During the reporting year, Darfur became a favored route to Libya, as the porous border and sustained insecurity allow traffickers to operate with impunity across the region. The previously defunct Egyptian route is now being used again in connection with the migration influx to Europe; Sudanese citizens and other African nationalities are allegedly utilizing this course. In past years, some Sudanese citizens en route to Europe via Egypt were detained in the Sinai Peninsula where they were highly vulnerable to exploitation and severe physical and sexual abuse. Some refugee and asylum-seekers from Eritrea and Ethiopia are abducted from Sudan-based refugee camps, eastern border regions, and Khartoum and transported to other countries for exploitative purposes. Eritrean nationals are abducted from refugee camps or at border crossings, extorted for ransom, and brutalized by smugglers primarily linked to the Rashaida and Tabo tribes; some of those abducted are forced to perform domestic or manual labor and experience various types of abuse, indicative of trafficking. Sudanese police and border guards allegedly facilitate abductions of Eritrean nationals, some of whom are trafficking victims, and allow potential victims to be transported across security checkpoints or international borders without intervention.

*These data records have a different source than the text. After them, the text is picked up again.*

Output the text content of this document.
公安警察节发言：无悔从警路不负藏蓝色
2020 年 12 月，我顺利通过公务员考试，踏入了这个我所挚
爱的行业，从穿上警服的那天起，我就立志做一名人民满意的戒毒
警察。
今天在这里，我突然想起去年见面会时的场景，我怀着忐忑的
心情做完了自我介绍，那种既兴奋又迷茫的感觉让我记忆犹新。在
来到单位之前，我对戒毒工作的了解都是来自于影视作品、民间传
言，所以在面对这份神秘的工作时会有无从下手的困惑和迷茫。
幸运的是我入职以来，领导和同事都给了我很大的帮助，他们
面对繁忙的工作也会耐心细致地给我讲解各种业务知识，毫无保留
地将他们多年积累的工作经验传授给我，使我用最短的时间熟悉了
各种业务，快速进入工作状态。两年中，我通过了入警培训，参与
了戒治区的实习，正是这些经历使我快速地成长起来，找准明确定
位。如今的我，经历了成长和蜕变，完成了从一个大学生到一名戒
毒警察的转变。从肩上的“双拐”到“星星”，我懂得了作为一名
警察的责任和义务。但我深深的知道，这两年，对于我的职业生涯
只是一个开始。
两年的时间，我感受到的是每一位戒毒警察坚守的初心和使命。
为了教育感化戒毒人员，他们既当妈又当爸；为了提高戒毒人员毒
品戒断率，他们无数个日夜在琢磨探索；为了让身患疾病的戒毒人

Sudanese citizens are subjected to forced labor, domestic servitude, and sex trafficking abroad. Some Sudanese men who voluntarily migrate to the Middle East as low-skilled laborers are subjected to forced labor. The government reported Sudanese children are exploited in forced begging and street vending in Saudi Arabia, especially during the Hajj season. Sudanese criminal gangs deceptively promise Sudanese nationals employment in Libya, but instead sell them to Libyans who subject them to forced labor in agriculture.